Total Eclipse of the Collections

By Charles Doran

The phenomenon of an eclipse has always sparked intrigue and fascination. Many early civilizations saw eclipses as a sign of impending doom. They have inspired medieval mathematicians to calculate the movement of celestial objects and predict future occurrences.

Total Eclipse of the Sun. The Trouvelot Astronomical Drawings Manual, 1882.

A fantastic example of such a work, gifted by Robert Garrett and fully digitized, is Astronomical miscellany, Garrett MS. 99. This manuscript in Latin text and possibly of French origin contains scientific tables and diagrams; two diagrams (fol.2r & fol.136r) depict an eclipse.

So, how rare is it to see an eclipse while standing in the same location?
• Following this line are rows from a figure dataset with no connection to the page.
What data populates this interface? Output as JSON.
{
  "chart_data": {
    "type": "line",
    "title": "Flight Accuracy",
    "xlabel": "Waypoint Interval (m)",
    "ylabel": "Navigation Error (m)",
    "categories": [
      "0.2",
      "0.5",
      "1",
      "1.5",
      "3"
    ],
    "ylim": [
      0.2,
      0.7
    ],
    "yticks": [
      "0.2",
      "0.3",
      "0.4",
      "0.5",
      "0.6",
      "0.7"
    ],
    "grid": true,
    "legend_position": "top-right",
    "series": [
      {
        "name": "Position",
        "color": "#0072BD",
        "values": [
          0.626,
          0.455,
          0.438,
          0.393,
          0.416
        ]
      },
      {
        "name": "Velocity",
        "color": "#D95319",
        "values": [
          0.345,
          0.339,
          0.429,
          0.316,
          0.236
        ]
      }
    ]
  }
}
From a given location on the earth you will see a total solar eclipse approximately every 375 years; as such, we usually travel to view or study an eclipse.

Princeton solar eclipse expedition party near Denver, Colorado, July 1878. Historical Photograph Collection, Individuals Series (AC067), Box 132.

In 1878, Étienne Trouvelot, a French astronomer and artist, accompanied Professor William Harkness and others to Creston, Wyoming Territory to study the total eclipse on July 29. (Meanwhile, a Princeton expedition was taking in the view near Denver, Colorado.) Several years later in 1882, Charles Scribner’s Sons published “The Trouvelot astronomical drawings manual,” which included a portfolio of fifteen chromolithographs depicting various astronomical events including the 1878 eclipse at Creston. Trouvelot was also a member of the French expedition to view the solar eclipse of May 6, 1883 at Caroline Island.

In 1900, Charles A. Young, professor of astronomy at Princeton (1877-1905) and the first Director of Princeton’s Observatory, led the Princeton solar eclipse expedition to Wadesboro, North Carolina. Also attending this expedition was a young protege, Henry Norris Russell, Princeton’s Class of 1897, and later Director of Princeton’s Observatory from 1912 to 1947. In the Henry Norris Russell Papers, we find an excellent selection of images from the expedition including Russell with a telescope and of the 1900 eclipse itself. Additional images and field notes on both the1878 and 1900 eclipses are available in the Princeton Scientific Expeditions Collection, including a photo of the entire expedition party.

Today, eclipse chasers plan vacations around being centered within the path of totality all for a maximum viewing period of approximately 7.5 minutes, the longest possible duration for a total solar eclipse. This year, the eclipse will have a maximum viewing period of 4 minutes and 28 seconds, depending on the location. The path of totality will traverse North America starting over Mexico and stretching to Maine.

Map of the anticipated path of the 2024 total solar eclipse. Image courtesy of NASA.

If you happen to be one of those eclipse chasers but are unable to visit a locale within the path of totality, maybe you can plan a visit to Special Collections instead to view the above materials and so much more!